我有些好笑,如若這話問道不要臉面的齊林少身上,他定然會回答道:“阿佛姑娘,不如我倆試試?”他的臉皮果然比上古妖圖還要厚上幾倍。
我懶得理會這隻妖圖,跟他告辭,騰雲準備去尋阿鬆。
他卻攔住我,神色很是認真的對我說:“阿佛姑娘,我雖是成精不久,在妖族輩分不高,卻也是上古妖圖成精,阿佛姑娘以後不能喚我小不點,我自己有自己的名字。”
“你一張破圖還能有了名字?”我嗤之以鼻。
他不以爲意,甚是驕傲:“仰仗青衡大人,小妖我借了青衡大人的名諱,給自己起了個名字,便叫衡行,如何?”
我抱臂冷笑:“你怎麼不叫霸道啊?”
他有些疑惑,虛心請教:“何解?”
“橫行霸道唄!胡說八道更適合你!”說完,我也懶得理他,我騰雲去尋阿鬆。到了阿鬆府口,卻見守門的是幾張打扮的花枝招展的生面孔的姑娘。
我剛欲進門,就被她們攔住,眼中帶着輕蔑,語氣很是不屑,道:“哪裡來的?這副模樣還敢來見山主大人?”

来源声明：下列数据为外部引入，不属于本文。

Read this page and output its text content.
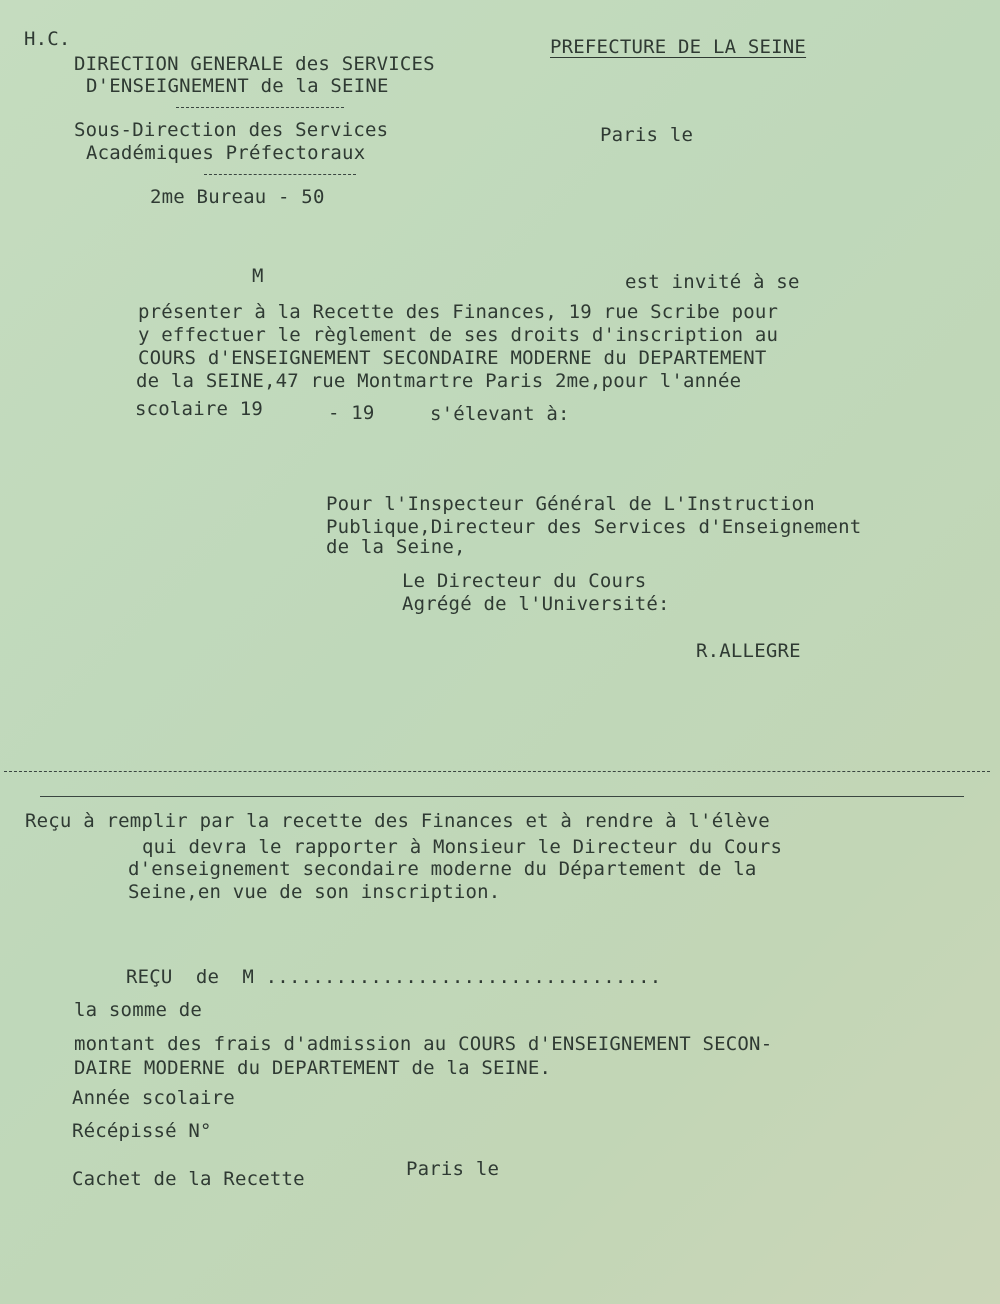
H.C.	PREFECTURE DE LA SEINE
DIRECTION GENERALE des SERVICES
D'ENSEIGNEMENT de la SEINE
Sous-Direction des Services
Académiques Préfectoraux
Paris le
2me Bureau - 50
M	est invité à se
présenter à la Recette des Finances, 19 rue Scribe pour
y effectuer le règlement de ses droits d'inscription au
COURS d'ENSEIGNEMENT SECONDAIRE MODERNE du DEPARTEMENT
de la SEINE,47 rue Montmartre Paris 2me,pour l'année
scolaire 19	- 19	s'élevant à:
Pour l'Inspecteur Général de L'Instruction
Publique,Directeur des Services d'Enseignement
de la Seine,
Le Directeur du Cours
Agrégé de l'Université:
R.ALLEGRE
Reçu à remplir par la recette des Finances et à rendre à l'élève
qui devra le rapporter à Monsieur le Directeur du Cours
d'enseignement secondaire moderne du Département de la
Seine,en vue de son inscription.
REÇU  de  M ..................................
la somme de
montant des frais d'admission au COURS d'ENSEIGNEMENT SECON-
DAIRE MODERNE du DEPARTEMENT de la SEINE.
Année scolaire
Récépissé N°
Cachet de la Recette	Paris le
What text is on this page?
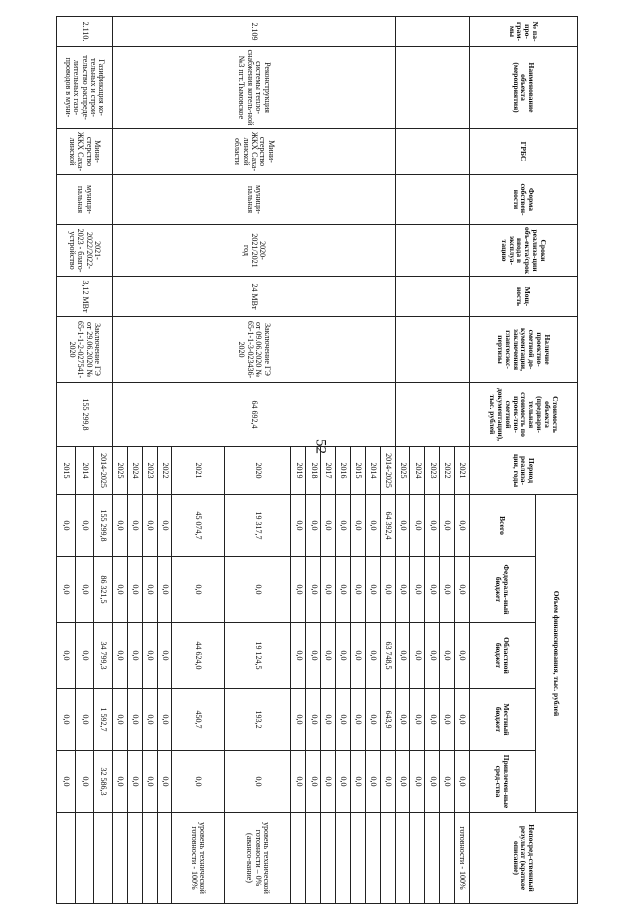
52
№ па-про-грам-мы	Наименование объекта (мероприятия)	ГРБС	Форма собствен-ности	Сроки реализа-ции объ-екта/срок ввода в эксплуа-тацию	Мощ-ность	Наличие проектно-сметной до-кументации, заключения главгосэкс-пертизы	Стоимость объекта (предвари-тельная стоимость по проек-тно-сметной документации), тыс. рублей	Период реализа-ции, годы	Объем финансирования, тыс. рублей					Непосред-ственный результат (краткое описание)
									Всего	Федераль-ный бюджет	Областной бюджет	Местный бюджет	Привлечен-ные сред-ства	
								2021	0,0	0,0	0,0	0,0	0,0	готовности - 100%
								2022	0,0	0,0	0,0	0,0	0,0	
								2023	0,0	0,0	0,0	0,0	0,0	
								2024	0,0	0,0	0,0	0,0	0,0	
								2025	0,0	0,0	0,0	0,0	0,0	
2.109	Реконструкция системы тепло-снабжения котель-ной №3 пгт.Тымовское	Мини-стерство ЖКХ Саха-линской области	муници-пальная	2020-2021/2021 год	24 МВт	Заключение ГЭ от 09.06.2020 № 65-1-1-3-023436-2020	64 692,4	2014-2025	64 392,4	0,0	63 748,5	643,9	0,0	
								2014	0,0	0,0	0,0	0,0	0,0	
								2015	0,0	0,0	0,0	0,0	0,0	
								2016	0,0	0,0	0,0	0,0	0,0	
								2017	0,0	0,0	0,0	0,0	0,0	
								2018	0,0	0,0	0,0	0,0	0,0	
								2019	0,0	0,0	0,0	0,0	0,0	
								2020	19 317,7	0,0	19 124,5	193,2	0,0	уровень технической готовности – 0% (авансо-вание)
								2021	45 074,7	0,0	44 624,0	450,7	0,0	уровень технической готовности - 100%
								2022	0,0	0,0	0,0	0,0	0,0	
								2023	0,0	0,0	0,0	0,0	0,0	
								2024	0,0	0,0	0,0	0,0	0,0	
								2025	0,0	0,0	0,0	0,0	0,0	
2.110.	Газификация ко-тельных и строи-тельство распреде-лительных газо-проводов в муни-	Мини-стерство ЖКХ Саха-линской	муници-пальная	2021-2022/2022-2023 - благо-устройство	3,12 МВт	Заключение ГЭ от 29.06.2020 № 65-1-1-2-027541-2020	155 299,8	2014-2025	155 299,8	86 321,5	34 799,3	1 592,7	32 586,3	
								2014	0,0	0,0	0,0	0,0	0,0	
								2015	0,0	0,0	0,0	0,0	0,0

上下打量了下自己,委實沒覺得與平時見阿鬆有何區別,正在疑惑間,便聽守門的姑娘道:“要進也得學學你們住安山的阿媚姑娘的模樣纔有資格吧!”
“阿媚?”這又是哪根蔥哪根蒜,不認識。聽他們這口氣不像是住安山的人,否則也不可能不認識我阿佛。
正疑惑間,遠處飄來個姑娘,嫵媚風情,正是那媚精。
幾個守門的姑娘很是諂媚的討好那媚精,一個勁地誇讚媚精,狗腿極了。那媚精見了我,笑意盈盈,道:“阿佛姑娘,你是來尋山主大人的?”
“……”我一陣無語,這阿鬆怎麼把住安山弄成一副淫窩的模樣。
那幾個守門的姑娘急忙將媚精往裡屋請,幾個人狗腿的跟在身後,醜態畢現。
修爲不深的小妖果然是小妖,就她們這副欠揍的模樣,曬妖會的降妖大師們,曬死她們也活該。
我跟在身後很是鬱悶,那幾個守門姑娘眼神輕蔑的瞪我,卻又趕着巴結媚精,沒有閒工夫驅趕我,她們反而採取了無視。
進了屋內,眼前的場景又讓我一驚,屋內地上跪着整整百餘個姑娘,各個豔麗奪目,身上還幽幽透着香氣。守門的一個姑娘上前,向阿鬆稟報:“山主大人,我們將阿媚姑娘迎進來了。”
阿鬆橫躺在臥榻上,隻手托腮,似笑非笑。
阿媚跪拜下,聲音酥骨:“阿媚來了,青衡大人有何吩咐?”
阿鬆從臥榻上坐起,便對媚精說:“這幫姑娘沒見過世面,讓她們見見,什麼纔是真正的美人。”
這話一出,跪地的姑娘都蠢蠢欲動,守門的那幾個卻像是管事的,瞪了他們幾眼,便轉頭對媚精道:“就有請阿媚姑娘多教教這幫不懂事的丫頭。”
媚精手指劃過下頜,笑得迷人:“那是自然。”
看着這一番作嘔的表演,我實在忍不住出聲問道:“這烏煙瘴氣的都是什麼啊?”
見我出聲,那幾個守門的先是憤恨不滿,又見媚精依舊笑意盈盈,表情就變得幸災樂禍,一副你要倒大黴神情。
阿鬆倒是向我招了招手,我走了過去,他言簡意賅對我道:“隔壁山頭送來的花精,阿佛,你看如何?”
我轉頭望進他的眼眸中,竟是算計的意味。我不忍再去探他眼底,對阿鬆太熟悉,連他想做惡事的眼神都能看出。我有些心神不定,垂着頭對阿鬆道:“你先忙,日後再來找你。”說完便落荒而逃,匆忙出了阿鬆府院。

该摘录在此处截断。